As another attempted witticism in this direction: "Some Assembly Required" is the general context for almost all engineering, but "how much 'some' is offputting" and 'Wait - assembly by WHO?" are big open questions that crystallize around various axes in various human communities. Lately, my one-liner is "Delegation affords so much, but trust sure is tricky!".

Yes, this is true. I didn't use that in the code because I thought it would make it less readable, though. I might mention it somewhere, thank you.

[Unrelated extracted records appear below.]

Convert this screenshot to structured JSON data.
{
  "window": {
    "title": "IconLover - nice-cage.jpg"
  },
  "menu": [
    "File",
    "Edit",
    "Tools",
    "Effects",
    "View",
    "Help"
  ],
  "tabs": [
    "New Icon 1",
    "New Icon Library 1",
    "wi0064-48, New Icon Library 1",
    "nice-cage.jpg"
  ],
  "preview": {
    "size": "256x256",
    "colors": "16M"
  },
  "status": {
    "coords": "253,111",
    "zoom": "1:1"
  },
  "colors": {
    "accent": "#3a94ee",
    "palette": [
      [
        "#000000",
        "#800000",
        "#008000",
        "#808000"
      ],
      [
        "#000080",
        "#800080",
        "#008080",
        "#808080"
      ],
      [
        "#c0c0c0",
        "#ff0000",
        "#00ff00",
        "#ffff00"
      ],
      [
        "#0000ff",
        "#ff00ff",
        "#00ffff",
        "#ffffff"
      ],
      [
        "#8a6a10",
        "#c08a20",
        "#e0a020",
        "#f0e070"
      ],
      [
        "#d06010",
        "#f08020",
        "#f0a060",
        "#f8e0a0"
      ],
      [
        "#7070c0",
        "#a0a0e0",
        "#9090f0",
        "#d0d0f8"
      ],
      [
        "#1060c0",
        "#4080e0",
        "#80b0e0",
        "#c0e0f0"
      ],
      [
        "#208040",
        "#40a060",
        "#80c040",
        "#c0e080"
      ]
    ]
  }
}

In many prog.lang's, it absolutely makes things less readable. This is not an accident, but because the PL itself specifically tries to syntactically support pointer types (i.e. to literally aid readability). Most PLs do so only for general purpose VMem pointers with user-defined pointers being afterthoughts (at best). You probably need (at least!) operator overloading to get the same level of readability as "PL-native" pointers { though "readability" is a bit subjective and powerful PL features can be divisive; Scare "quotes" for interpretation hazard :-) }.

Anyway, you probably knew all that & I don't mean to suggest otherwise, but it made sense to write since HN loves PL talk.